Conclusion: Music.AI vs Competitors - SDR Average Across All Stems

Music.AI outperforms all competitors across both datasets, with particularly significant increases across vocals and drums.

Stem Comparison - 90 Song Dataset

Music.AI leads the way on nearly all stem types within the proprietary dataset exclusive to Music.AI.

Stem Comparison - 47 Song Musdb18HQ Public Dataset

The findings are repeated within the Musdb18HQ Public Dataset, with Music.AI exceling across four stem types.

Key Findings

Music.AI outperforms competing solutions with an average SDR that is 15.8% higher than its nearest competitor, demonstrating exceptional proficiency in extracting audio stems. While other solutions might struggle with complex audio mixes, Music.AI's specialized architecture sets a new standard in stem isolation, particularly in music production and analysis.

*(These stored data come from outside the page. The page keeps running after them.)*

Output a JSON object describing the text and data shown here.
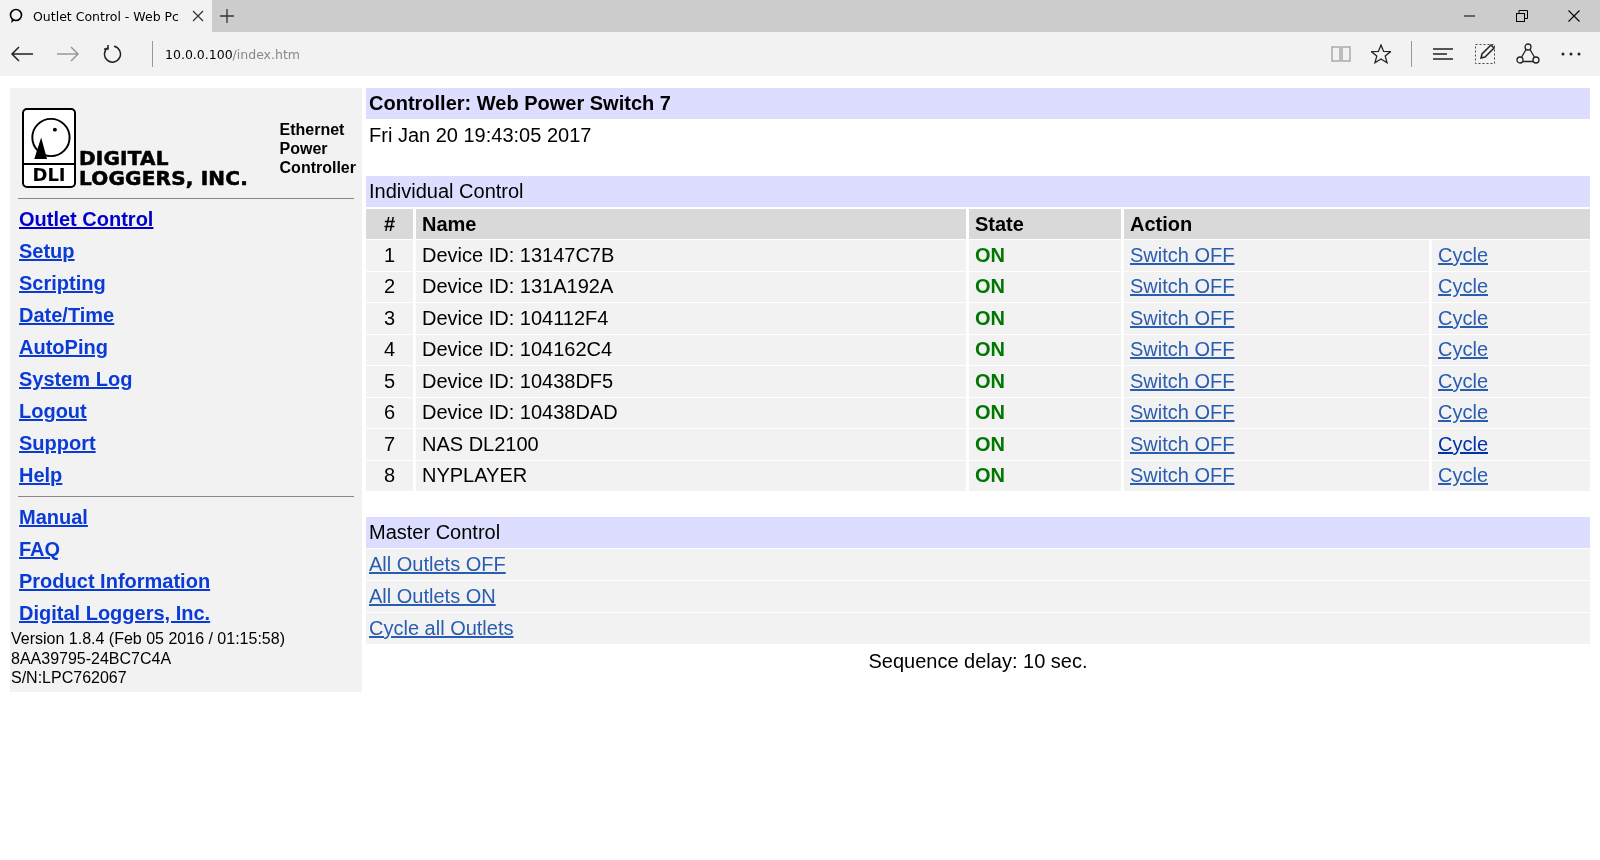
{
  "browser": {
    "tab_title": "Outlet Control - Web Pc",
    "url_host": "10.0.0.100",
    "url_path": "/index.htm"
  },
  "logo": {
    "badge": "DLI",
    "name_line_1": "DIGITAL",
    "name_line_2": "LOGGERS, INC.",
    "tagline": [
      "Ethernet",
      "Power",
      "Controller"
    ]
  },
  "sidebar": {
    "nav": [
      "Outlet Control",
      "Setup",
      "Scripting",
      "Date/Time",
      "AutoPing",
      "System Log",
      "Logout",
      "Support",
      "Help"
    ],
    "resources": [
      "Manual",
      "FAQ",
      "Product Information",
      "Digital Loggers, Inc."
    ],
    "version": [
      "Version 1.8.4 (Feb 05 2016 / 01:15:58)",
      "8AA39795-24BC7C4A",
      "S/N:LPC762067"
    ]
  },
  "controller_title": "Controller: Web Power Switch 7",
  "datetime": "Fri Jan 20 19:43:05 2017",
  "individual_control": {
    "title": "Individual Control",
    "columns": [
      "#",
      "Name",
      "State",
      "Action"
    ],
    "rows": [
      {
        "number": "1",
        "name": "Device ID: 13147C7B",
        "state": "ON",
        "switch": "Switch OFF",
        "cycle": "Cycle",
        "cycle_visited": false
      },
      {
        "number": "2",
        "name": "Device ID: 131A192A",
        "state": "ON",
        "switch": "Switch OFF",
        "cycle": "Cycle",
        "cycle_visited": false
      },
      {
        "number": "3",
        "name": "Device ID: 104112F4",
        "state": "ON",
        "switch": "Switch OFF",
        "cycle": "Cycle",
        "cycle_visited": false
      },
      {
        "number": "4",
        "name": "Device ID: 104162C4",
        "state": "ON",
        "switch": "Switch OFF",
        "cycle": "Cycle",
        "cycle_visited": false
      },
      {
        "number": "5",
        "name": "Device ID: 10438DF5",
        "state": "ON",
        "switch": "Switch OFF",
        "cycle": "Cycle",
        "cycle_visited": false
      },
      {
        "number": "6",
        "name": "Device ID: 10438DAD",
        "state": "ON",
        "switch": "Switch OFF",
        "cycle": "Cycle",
        "cycle_visited": false
      },
      {
        "number": "7",
        "name": "NAS DL2100",
        "state": "ON",
        "switch": "Switch OFF",
        "cycle": "Cycle",
        "cycle_visited": true
      },
      {
        "number": "8",
        "name": "NYPLAYER",
        "state": "ON",
        "switch": "Switch OFF",
        "cycle": "Cycle",
        "cycle_visited": false
      }
    ]
  },
  "master_control": {
    "title": "Master Control",
    "links": [
      "All Outlets OFF",
      "All Outlets ON",
      "Cycle all Outlets"
    ]
  },
  "sequence_delay": "Sequence delay: 10 sec."
}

Solutions like Apple, Izotope, and Demucs may not achieve comparable performance when processing complex audio mixes. This distinction underscores the unique advantage of Music.AI's focused approach on source separation, making it the optimal choice for tasks involving stem isolation in music production and analysis.

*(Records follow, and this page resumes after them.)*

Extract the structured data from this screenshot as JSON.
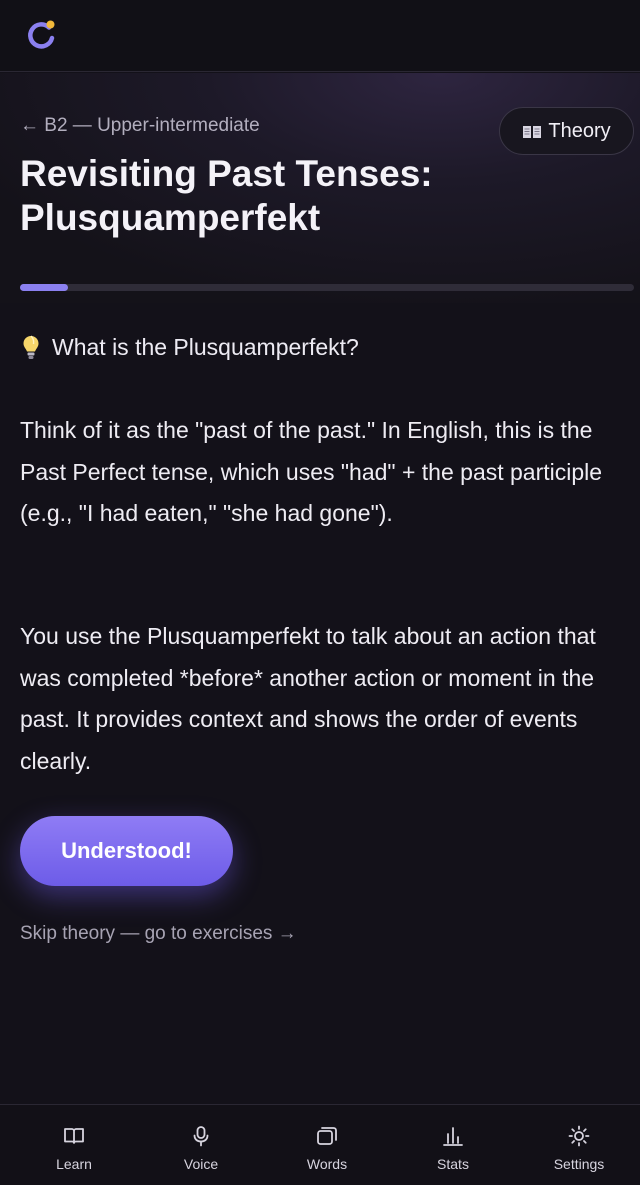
{
  "header": {
    "logo_icon": "app-logo-ring-icon",
    "accent_color": "#8B80F0",
    "logo_dot_color": "#F2B93B"
  },
  "lesson": {
    "breadcrumb": "← B2 — Upper-intermediate",
    "theory_button": "Theory",
    "theory_icon": "book-icon",
    "title": "Revisiting Past Tenses: Plusquamperfekt",
    "progress": 0.078
  },
  "content": {
    "question_icon": "lightbulb-icon",
    "question": "What is the Plusquamperfekt?",
    "paragraph_1": "Think of it as the \"past of the past.\" In English, this is the Past Perfect tense, which uses \"had\" + the past participle (e.g., \"I had eaten,\" \"she had gone\").",
    "paragraph_2": "You use the Plusquamperfekt to talk about an action that was completed *before* another action or moment in the past. It provides context and shows the order of events clearly."
  },
  "actions": {
    "understood": "Understood!",
    "skip": "Skip theory — go to exercises →"
  },
  "nav": {
    "items": [
      {
        "label": "Learn",
        "icon": "open-book-icon"
      },
      {
        "label": "Voice",
        "icon": "microphone-icon"
      },
      {
        "label": "Words",
        "icon": "cards-icon"
      },
      {
        "label": "Stats",
        "icon": "bar-chart-icon"
      },
      {
        "label": "Settings",
        "icon": "sun-gear-icon"
      }
    ]
  }
}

For industry professionals seeking top-tier audio separation technology, Music.AI offers an unparalleled solution that promises clarity and precision in audio processing tasks. Such accuracy is crucial for downstream tasks such as remixing, remastering, and audio analysis.

Source Separation

Source separation stands as a cornerstone technique in audio processing and provides significant value to a wide range of industries. It allows professionals to accurately extract distinct audio components such as vocal parts and specific instruments, often from incredibly complex multilayered songs.

This capability is integral not only in music production but also fields such as audio analysis, enhancing the clarity and precision of sound across diverse applications.

Applications of Source Separation

The benefits of source separation cover a wide range of applications:

Music Production: Isolating individual instruments or vocals from a full mix allows for precise editing, remixing, and remastering of audio content. This is particularly valuable for music producers, sound engineers, and artists looking to repurpose or enhance existing recordings.
Audio Analysis: By separating different audio components, researchers and analysts can study specific elements of a recording in detail, such as vocal characteristics, instrumental techniques, or background noise.
Live Broadcasting: Real-time source separation can enhance live audio streams by isolating desired audio elements, creating new immersive experiences.
Speech Recognition and Transcription: Isolating speech from background noise or music can significantly improve the accuracy of speech recognition systems in various applications, from virtual assistants to transcription services.
Audio Restoration: Source separation techniques can be used to clean up and restore old or damaged audio recordings by isolating and enhancing desired audio elements.
Sound Design: Film and game audio professionals can use source separation to extract specific sounds from complex audio scenes for use in their productions.

Diverse Ways to Process Audio

Music.AI can process audio for stem separation or other use cases using various methods:

API to easily integrate with custom apps or process large catalogs;
A desktop app offering the ability for bulk uploads of audio content;
Streaming for live broadcast applications;
Local processing via plugins, DAWs, etc. and embedded systems like speakers or cars.

SDR: Music.AI vs Competitors (By Stem Type)

Not only does it reach greater quality – Music.AI also offers the broadest selection of available instruments for source separation. Music.AI has 18 stems available – while the nearest competitor can only separate a range of 12 stems.